Vita di Pi di Ang Lee, la recensione
Ang Lee non si smentisce. Mai. Nei suoi lavori riesce a spaziare elegantemente da un tema all’altro senza sbavature, tratteggiando luoghi, personaggi e stati d’animo.
Il suo ultimo film, “Vita di Pi”, non è da meno e quasi sicuramente permetterà al pluripremiato direttore taiwanese di guadagnare l’ennesimo riconoscimento.
Ispirato al bestseller del canadese Yann Martel, il film narra la storia di un naufragio, che definirei sia reale che simbolico, di cui è vittima Pi, un ragazzino indiano, e della sua lotta per la sopravvivenza.
La vicenda parte dalle splendide ambientazioni della Pondicherry degli anni ’70, ex colonia francese in India, nella quale il padre di Pi possiede uno zoo: la situazione economica avversa spingerà la famiglia alla drammatica decisione di emigrare in Canada, portandosi dietro gli animali dello zoo, ma la nave mercantile sulla quale sono in viaggio subirà un orribile, quanto inspiegabile naufragio nel mezzo del Pacifico e porterà Pi a vivere un’avventura senza precedenti.
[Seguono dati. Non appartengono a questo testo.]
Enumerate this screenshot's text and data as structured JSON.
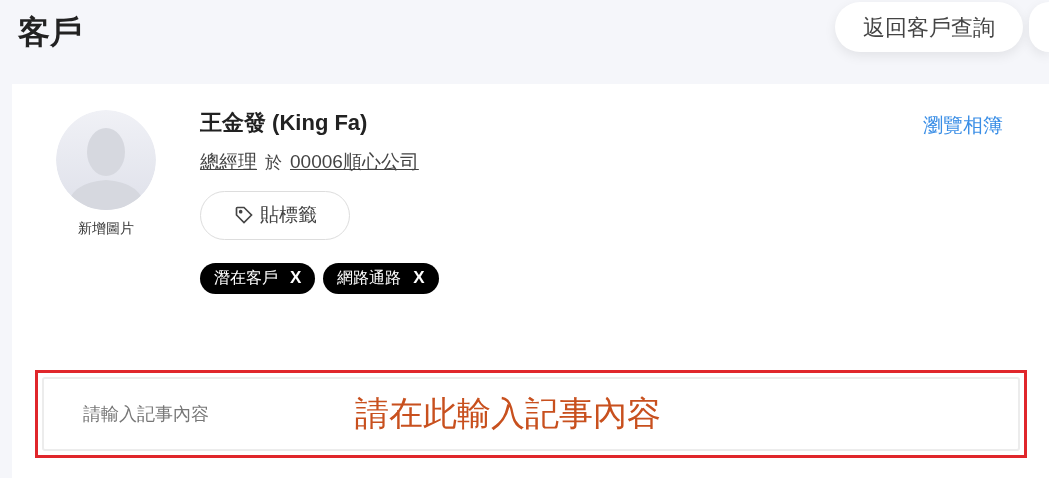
{
  "page_title": "客戶",
  "back_button": "返回客戶查詢",
  "profile": {
    "avatar_caption": "新增圖片",
    "name": "王金發 (King Fa)",
    "job_title": "總經理",
    "connector": "於",
    "company": "00006順心公司",
    "tag_button": "貼標籤",
    "tags": [
      {
        "label": "潛在客戶",
        "remove": "X"
      },
      {
        "label": "網路通路",
        "remove": "X"
      }
    ]
  },
  "album_link": "瀏覽相簿",
  "note": {
    "placeholder": "請輸入記事內容"
  },
  "annotation": "請在此輸入記事內容"
}
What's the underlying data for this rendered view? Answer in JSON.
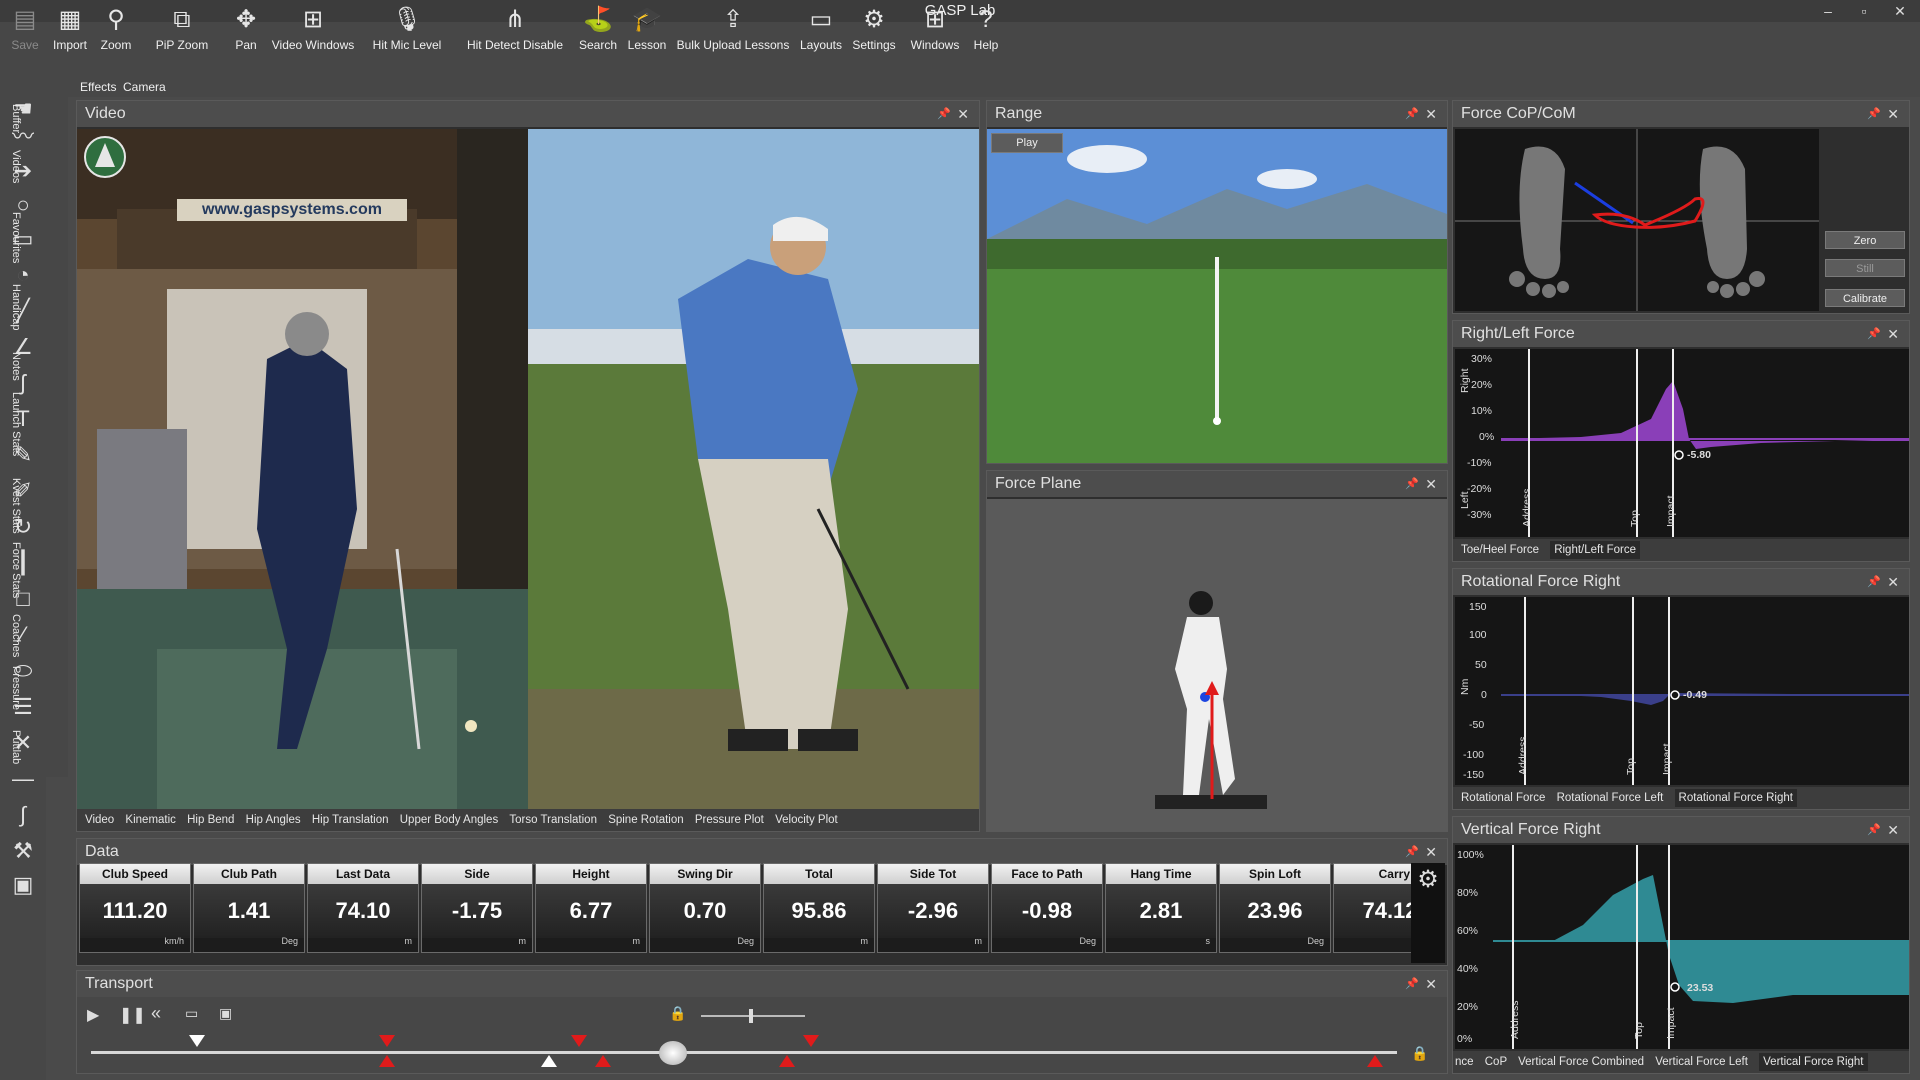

L’adolescente, infatti, in seguito all’incidente, si ritrova a condividere una scialuppa in mezzo all’oceano con Richard Parker, una tigre del Bengala, che nonostante il nome umano si contraddistingue, tra gli altri animali dello zoo, per ferocia.
A questo punto una confessione è d’obbligo: non ho letto il romanzo di Martel.
Ammessa la mia colpa, posso dire che dopo aver visto la trasposizione di Ang Lee mi è venuta una gran voglia di leggere questo libro, se non altro perché ho sentito il bisogno di approfondire delle tematiche che il film tocca, ma non esaurisce. E’ come se la sceneggiatura fosse “carente”, ma probabilmente di proposito, in modo da generare la riflessione nello spettatore e il famoso, quanto prezioso, dibattito all’uscita dalla sala.
In ogni caso la direzione di Ang Lee è magistrale: le scene di animazione digitale sono davvero suggestive ed emozionanti (vi consiglio, solo per questa volta, una sala 3D perché ne vale la pena!) e se inizialmente la visione di questa attesissima pellicola mi aveva un po’ deluso, probabilmente a causa delle solite strategie di posizionamento delle case di distribuzione, nei giorni seguenti la sua essenza ha fermentato dentro di me come il mosto nelle botti, ricordandomi senza buonismi né tribolazioni mentali che la nostra vita è in fondo una ricerca incessante, che non bisogna mai abbandonare, perché ci si può perdere e che la vera sfida è sempre quella che si combatte contro sé stessi.